Wednesday, 27 May 2009

Appropriation Bill (No. 1) 2009-2010; Appropriation Bill (No. 2) 2009-2010; Appropriation (Parliamentary Departments) Bill (No. 1) 2009-2010

Second Reading

12:10 pm

Photo of Patrick SeckerPatrick Secker (Barker, Liberal Party) Share this | Hansard source

No. Telling a rural and regional student they have to work full time for two years before they can receive youth allowance is akin to denying them a university education. Universities will rarely defer for two years. For many, part-time work in fast food, the local garage or even the pub is all that is available in the remote or rural centre in which they live—if they can get it. Linking the relocation scholarship to receipt of youth allowance is a double whammy for students whose goal is to attend university in the city. Labor has removed the Howard government scholarships of $5,500 per annum, which were at administered by the universities, and replaced it with a lesser, means tested student allowance administered by Centrelink. Of course, it was the former Minister for Education, Science and Training, who is beside me, who brought those scholarships in.

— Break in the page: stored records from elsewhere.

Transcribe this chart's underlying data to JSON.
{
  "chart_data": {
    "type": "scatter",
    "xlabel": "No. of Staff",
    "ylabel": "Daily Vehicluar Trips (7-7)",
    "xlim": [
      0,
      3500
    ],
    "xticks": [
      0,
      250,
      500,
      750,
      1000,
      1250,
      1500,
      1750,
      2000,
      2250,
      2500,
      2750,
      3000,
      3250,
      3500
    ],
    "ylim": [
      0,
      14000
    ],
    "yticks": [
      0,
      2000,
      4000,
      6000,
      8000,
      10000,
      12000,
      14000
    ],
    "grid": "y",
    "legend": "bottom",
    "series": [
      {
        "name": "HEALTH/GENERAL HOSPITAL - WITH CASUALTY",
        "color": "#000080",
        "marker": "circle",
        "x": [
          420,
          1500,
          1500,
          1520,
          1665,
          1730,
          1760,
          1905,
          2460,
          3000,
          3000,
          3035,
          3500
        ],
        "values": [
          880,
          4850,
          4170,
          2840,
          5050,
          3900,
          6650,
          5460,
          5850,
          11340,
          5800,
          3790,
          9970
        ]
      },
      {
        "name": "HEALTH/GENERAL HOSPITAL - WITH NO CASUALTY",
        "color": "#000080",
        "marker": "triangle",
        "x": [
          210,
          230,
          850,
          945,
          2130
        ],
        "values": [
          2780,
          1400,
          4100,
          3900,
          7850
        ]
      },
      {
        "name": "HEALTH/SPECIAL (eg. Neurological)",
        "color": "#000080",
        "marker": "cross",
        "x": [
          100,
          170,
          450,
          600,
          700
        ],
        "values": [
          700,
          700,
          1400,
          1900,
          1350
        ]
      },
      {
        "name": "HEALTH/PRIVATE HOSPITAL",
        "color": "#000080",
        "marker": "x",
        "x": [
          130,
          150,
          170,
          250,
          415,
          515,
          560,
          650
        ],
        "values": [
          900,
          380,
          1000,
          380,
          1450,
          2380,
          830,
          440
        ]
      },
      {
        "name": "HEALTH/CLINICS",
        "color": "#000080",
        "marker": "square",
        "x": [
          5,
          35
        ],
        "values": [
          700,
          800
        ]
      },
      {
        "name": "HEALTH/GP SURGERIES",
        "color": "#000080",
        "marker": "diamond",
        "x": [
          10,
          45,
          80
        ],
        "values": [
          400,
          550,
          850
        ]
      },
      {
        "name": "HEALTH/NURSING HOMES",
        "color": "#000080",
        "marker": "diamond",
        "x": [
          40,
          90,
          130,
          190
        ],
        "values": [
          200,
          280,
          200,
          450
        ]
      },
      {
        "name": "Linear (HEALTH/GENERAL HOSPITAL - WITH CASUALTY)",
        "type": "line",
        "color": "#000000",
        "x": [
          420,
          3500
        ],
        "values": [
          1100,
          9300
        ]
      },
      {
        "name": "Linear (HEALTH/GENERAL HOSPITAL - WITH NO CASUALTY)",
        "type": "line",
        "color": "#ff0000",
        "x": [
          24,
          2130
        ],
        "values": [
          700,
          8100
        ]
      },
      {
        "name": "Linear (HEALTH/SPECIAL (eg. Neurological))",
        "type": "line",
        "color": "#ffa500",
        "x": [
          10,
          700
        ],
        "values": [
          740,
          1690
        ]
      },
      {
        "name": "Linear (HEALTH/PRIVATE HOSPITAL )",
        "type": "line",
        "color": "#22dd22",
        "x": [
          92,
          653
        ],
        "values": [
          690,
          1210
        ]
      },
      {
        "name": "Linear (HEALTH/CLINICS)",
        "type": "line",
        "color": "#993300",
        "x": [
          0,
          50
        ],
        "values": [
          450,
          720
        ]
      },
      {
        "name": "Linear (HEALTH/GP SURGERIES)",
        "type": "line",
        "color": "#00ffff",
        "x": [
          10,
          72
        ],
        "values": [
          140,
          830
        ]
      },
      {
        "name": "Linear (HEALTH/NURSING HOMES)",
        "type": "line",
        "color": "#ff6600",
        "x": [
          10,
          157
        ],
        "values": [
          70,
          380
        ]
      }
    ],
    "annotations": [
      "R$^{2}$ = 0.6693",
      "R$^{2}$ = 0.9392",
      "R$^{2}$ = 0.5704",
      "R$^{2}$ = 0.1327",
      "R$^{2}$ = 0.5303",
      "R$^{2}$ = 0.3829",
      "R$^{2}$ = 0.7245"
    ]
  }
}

It is bad enough that Labor sees fit to abolish funding to the regions; it is utterly criminal that they now deny our students the income support they need to study. Regions have not been totally forgotten by Labor. Indeed, Labor has done something big for the resilient people of our great electorate. It has imposed on each and every one of them a huge debt of $220 billion that will take years to repay. Even by the most promising and generous suggestions that it will be paid off by 2022—and I do not believe that would happen under this government—under the pretext that we are going to get four or 4½ per cent growth for seven years and we are going to repay a government debt at the rate of two per cent or more of GDP for more than seven years in a row, I do not think so. All Australians, including the rural and regional people of my electorate, are paying the price of Labor’s ill-directed, reckless spending. This is a government that has recklessly spent in a way that has no precedent in our history and has imposed a stupendous level of debt on a nation that 18 months ago was completely free of debt for the first time since Federation. This is a government with all its priorities wrong.